This picture from our Egypt trip of a faluka [the boat] on the Nile is typical of the Nile in upper Egypt [the south]. Planted, level fields stretch for a variable distance broken by parallel and perpendicular lines [which are irrigation ditches]. Beyond the fields is always desert, in this case, the beginnings of the low mountains that hold the Valley of the Kings and other antiquities. Egypt, at least inhabited Egypt, is at most a few miles wide from Aswan in the south up to Cairo, where the Nile fans out.
So, how does the water get from the Nile to the ditches? It’s not very far [depending on the season]. There are three ancient methods, all of which remain in widespread use. The simplest is the shaduf, a counter-weighted lever bucket apparatus. Dip the bucket in, lift it out, spin it to the ditch, then dump it. Repeat for centuries. There are smaller versions that can be operated with one hand [by a mother holding a child]. Another method is the Archimedes Screw, which is operated by a hand crank. It’s more labor intensive, but moves more water. But if you’ve got a large field, you need a water buffalo to turn your Saqiya with its wooden gears and water wheel. Floating down the Nile, all of these primitive methods of moving water from the Nile into the Irrigation Ditches were in use. In fact, if there were other methods, like pumps, I didn’t see them anywhere. What our guide said was that there were some places where more modern pumps were in use because there was no other choice, but that the old methods were always used as the first line. It wasn’t because they didn’t have electric pumps or electricity. It was because they didn’t want to put people out of work. At first, I was suspicious of this answer, thinking it might be a way of denying the poverty in much of Egypt. But as we continued up the Nile, I became convinced. It was only one of several examples of this concept that seemed foreign to our American way of thinking.
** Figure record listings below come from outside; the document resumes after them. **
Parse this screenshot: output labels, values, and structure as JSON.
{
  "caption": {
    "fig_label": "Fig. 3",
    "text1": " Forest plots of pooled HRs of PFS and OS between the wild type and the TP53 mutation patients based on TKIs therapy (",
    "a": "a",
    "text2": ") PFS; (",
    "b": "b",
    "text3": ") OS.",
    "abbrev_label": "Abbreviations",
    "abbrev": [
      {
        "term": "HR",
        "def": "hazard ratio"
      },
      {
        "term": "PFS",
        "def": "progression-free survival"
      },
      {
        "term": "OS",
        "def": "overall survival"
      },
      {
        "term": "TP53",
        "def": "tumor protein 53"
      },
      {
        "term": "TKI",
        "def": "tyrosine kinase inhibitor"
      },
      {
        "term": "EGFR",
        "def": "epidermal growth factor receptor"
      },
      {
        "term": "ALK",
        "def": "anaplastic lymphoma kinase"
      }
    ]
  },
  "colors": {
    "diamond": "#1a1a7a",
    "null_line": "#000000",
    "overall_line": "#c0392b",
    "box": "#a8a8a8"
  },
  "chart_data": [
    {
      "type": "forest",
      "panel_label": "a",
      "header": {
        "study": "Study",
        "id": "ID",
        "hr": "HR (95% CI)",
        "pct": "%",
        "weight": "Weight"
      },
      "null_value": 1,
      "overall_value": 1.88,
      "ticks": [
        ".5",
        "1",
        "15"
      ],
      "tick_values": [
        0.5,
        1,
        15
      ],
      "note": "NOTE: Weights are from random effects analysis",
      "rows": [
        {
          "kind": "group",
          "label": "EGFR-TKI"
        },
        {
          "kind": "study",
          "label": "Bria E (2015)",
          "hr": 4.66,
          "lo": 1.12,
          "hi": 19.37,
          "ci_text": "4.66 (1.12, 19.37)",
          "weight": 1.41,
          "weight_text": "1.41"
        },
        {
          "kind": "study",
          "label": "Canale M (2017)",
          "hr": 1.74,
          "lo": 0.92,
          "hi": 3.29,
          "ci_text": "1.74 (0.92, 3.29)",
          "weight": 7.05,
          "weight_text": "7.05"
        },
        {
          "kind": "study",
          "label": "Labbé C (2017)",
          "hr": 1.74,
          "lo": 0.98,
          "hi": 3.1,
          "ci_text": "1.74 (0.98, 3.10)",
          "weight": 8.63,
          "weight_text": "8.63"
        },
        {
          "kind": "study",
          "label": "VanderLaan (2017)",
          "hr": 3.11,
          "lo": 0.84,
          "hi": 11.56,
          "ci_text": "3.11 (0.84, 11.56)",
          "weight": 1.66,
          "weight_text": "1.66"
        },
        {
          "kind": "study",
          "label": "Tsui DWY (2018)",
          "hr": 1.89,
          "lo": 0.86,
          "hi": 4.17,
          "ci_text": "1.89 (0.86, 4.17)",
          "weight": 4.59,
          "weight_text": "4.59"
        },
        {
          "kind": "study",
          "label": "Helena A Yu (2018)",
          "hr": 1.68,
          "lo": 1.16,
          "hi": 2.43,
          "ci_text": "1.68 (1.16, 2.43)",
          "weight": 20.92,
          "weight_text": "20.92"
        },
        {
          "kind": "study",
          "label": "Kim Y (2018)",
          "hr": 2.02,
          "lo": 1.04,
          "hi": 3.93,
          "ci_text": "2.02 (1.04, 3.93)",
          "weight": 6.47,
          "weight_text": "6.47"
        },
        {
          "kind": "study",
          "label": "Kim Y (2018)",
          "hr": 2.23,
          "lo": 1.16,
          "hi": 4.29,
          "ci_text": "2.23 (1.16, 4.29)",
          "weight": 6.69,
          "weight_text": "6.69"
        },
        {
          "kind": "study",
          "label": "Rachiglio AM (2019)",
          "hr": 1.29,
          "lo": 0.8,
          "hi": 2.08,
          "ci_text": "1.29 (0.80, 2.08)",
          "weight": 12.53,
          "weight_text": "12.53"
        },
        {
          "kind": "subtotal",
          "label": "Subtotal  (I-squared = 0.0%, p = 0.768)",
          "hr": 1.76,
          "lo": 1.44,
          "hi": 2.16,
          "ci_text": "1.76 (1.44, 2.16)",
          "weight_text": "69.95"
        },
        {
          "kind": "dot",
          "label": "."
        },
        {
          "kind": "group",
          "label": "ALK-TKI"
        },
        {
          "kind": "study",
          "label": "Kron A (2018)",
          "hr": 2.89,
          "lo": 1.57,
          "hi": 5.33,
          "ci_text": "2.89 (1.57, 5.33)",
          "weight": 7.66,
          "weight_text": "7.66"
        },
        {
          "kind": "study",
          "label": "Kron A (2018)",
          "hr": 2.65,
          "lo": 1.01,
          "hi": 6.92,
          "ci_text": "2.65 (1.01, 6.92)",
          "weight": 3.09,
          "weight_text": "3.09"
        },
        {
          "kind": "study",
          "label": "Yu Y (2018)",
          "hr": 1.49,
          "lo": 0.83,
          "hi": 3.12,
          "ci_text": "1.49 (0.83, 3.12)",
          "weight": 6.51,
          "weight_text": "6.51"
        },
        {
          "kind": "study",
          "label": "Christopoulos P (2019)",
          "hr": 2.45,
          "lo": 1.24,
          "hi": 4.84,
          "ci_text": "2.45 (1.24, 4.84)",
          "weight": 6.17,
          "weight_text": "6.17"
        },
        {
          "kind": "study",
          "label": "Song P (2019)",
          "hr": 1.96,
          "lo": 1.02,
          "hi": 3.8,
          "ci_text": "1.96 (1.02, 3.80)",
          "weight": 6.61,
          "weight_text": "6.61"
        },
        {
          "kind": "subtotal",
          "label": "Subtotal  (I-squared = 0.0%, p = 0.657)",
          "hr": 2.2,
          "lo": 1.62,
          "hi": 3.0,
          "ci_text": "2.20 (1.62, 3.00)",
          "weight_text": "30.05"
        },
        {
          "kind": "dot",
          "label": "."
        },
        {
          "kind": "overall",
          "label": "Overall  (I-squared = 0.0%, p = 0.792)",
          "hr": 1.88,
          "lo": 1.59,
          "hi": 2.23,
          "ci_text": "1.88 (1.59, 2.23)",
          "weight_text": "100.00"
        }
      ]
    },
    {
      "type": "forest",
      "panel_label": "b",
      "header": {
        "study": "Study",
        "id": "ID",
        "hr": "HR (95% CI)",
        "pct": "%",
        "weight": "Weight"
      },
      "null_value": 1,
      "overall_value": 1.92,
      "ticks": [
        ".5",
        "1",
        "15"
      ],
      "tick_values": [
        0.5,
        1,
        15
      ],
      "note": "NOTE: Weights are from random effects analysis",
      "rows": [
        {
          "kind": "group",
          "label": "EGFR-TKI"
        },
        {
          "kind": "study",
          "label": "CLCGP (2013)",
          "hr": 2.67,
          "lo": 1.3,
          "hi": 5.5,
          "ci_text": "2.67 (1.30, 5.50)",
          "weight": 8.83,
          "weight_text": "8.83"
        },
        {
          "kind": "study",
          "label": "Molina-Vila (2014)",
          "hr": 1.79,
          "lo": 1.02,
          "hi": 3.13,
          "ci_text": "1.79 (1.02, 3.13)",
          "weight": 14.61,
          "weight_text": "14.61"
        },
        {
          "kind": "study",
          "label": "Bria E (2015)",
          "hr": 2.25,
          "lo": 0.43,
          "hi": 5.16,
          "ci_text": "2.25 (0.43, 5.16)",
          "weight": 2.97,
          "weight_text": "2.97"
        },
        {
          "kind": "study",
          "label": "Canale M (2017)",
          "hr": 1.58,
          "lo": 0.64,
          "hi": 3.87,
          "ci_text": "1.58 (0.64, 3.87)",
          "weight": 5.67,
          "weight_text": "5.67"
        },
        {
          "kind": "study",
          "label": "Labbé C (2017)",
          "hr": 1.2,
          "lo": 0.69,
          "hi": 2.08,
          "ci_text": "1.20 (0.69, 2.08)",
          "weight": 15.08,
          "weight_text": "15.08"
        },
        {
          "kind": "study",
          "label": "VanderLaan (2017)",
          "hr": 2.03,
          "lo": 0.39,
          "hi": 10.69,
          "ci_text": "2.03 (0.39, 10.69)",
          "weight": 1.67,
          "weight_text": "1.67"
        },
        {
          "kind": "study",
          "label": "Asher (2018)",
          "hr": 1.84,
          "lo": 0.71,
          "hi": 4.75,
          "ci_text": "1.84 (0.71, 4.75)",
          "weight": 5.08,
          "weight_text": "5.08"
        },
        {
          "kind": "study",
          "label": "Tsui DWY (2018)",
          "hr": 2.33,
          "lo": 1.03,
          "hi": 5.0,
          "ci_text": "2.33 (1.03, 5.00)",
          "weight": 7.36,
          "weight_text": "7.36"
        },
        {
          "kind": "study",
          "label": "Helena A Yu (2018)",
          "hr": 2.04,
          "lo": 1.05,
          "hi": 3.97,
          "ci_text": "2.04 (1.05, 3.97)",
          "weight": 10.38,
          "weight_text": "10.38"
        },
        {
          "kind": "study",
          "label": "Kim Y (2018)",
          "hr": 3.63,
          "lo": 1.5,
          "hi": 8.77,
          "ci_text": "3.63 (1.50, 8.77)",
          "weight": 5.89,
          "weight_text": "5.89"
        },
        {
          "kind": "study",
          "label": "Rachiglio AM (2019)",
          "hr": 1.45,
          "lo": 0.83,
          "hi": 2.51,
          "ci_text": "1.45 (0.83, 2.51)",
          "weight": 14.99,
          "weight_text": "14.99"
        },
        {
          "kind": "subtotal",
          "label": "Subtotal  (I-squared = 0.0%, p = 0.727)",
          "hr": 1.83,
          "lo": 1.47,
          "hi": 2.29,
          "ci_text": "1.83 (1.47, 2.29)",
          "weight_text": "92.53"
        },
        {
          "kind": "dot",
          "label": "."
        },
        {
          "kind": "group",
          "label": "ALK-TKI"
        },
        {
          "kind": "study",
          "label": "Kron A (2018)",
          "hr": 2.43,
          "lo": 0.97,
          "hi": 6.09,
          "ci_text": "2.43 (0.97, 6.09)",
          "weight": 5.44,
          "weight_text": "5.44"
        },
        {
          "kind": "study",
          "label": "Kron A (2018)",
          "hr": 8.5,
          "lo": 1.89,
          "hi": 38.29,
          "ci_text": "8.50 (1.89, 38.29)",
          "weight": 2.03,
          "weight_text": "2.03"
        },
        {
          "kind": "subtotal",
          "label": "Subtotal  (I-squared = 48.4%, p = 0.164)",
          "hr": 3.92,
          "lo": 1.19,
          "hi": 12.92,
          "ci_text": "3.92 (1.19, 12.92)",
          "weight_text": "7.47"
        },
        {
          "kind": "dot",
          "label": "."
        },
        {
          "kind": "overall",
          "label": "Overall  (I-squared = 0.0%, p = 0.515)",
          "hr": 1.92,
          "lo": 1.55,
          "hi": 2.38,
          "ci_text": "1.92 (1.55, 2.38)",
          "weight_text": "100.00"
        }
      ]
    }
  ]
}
We sailed about a third of the Nile on a Deisel powered Nile cruiser, one of many taking tourists from site to site. We only saw a few barges pushed by deisel powered tugs. But other than that, the boats on the river were either falukas like the one above, or small row boats [used by most of the fishermen]. The idea of avoiding automatic technology in order to allow people to have jobs, or to use wind and human powered boats so as to not rely of fossil fuels took some getting used to. As we cruised along the Nile, I only saw two "powerboats" of the kind that roar around our lakes during the whole trip. There were falukas without sails that had outboard motors, but they looked to be in the fifteen to twenty horsepower range [and very old].
On land, there were plenty of two-wheeled donkey carts being used to transport goods around the towns, or just being ridden. The horse-drawn taxis were popular with tourists, but were also in wide use by the locals. There were lots of handcrafts – ornamental rugs, alabaster jugs, mosaics, etc. But there were also a lot of non-touristy things being made by hand – like adobe bricks, hand formed and hand fired. It never occurred to me that all the primitive seeming methods were being maintained to keep people employed, but that actually seemed to be the case – at least in Upper Egypt.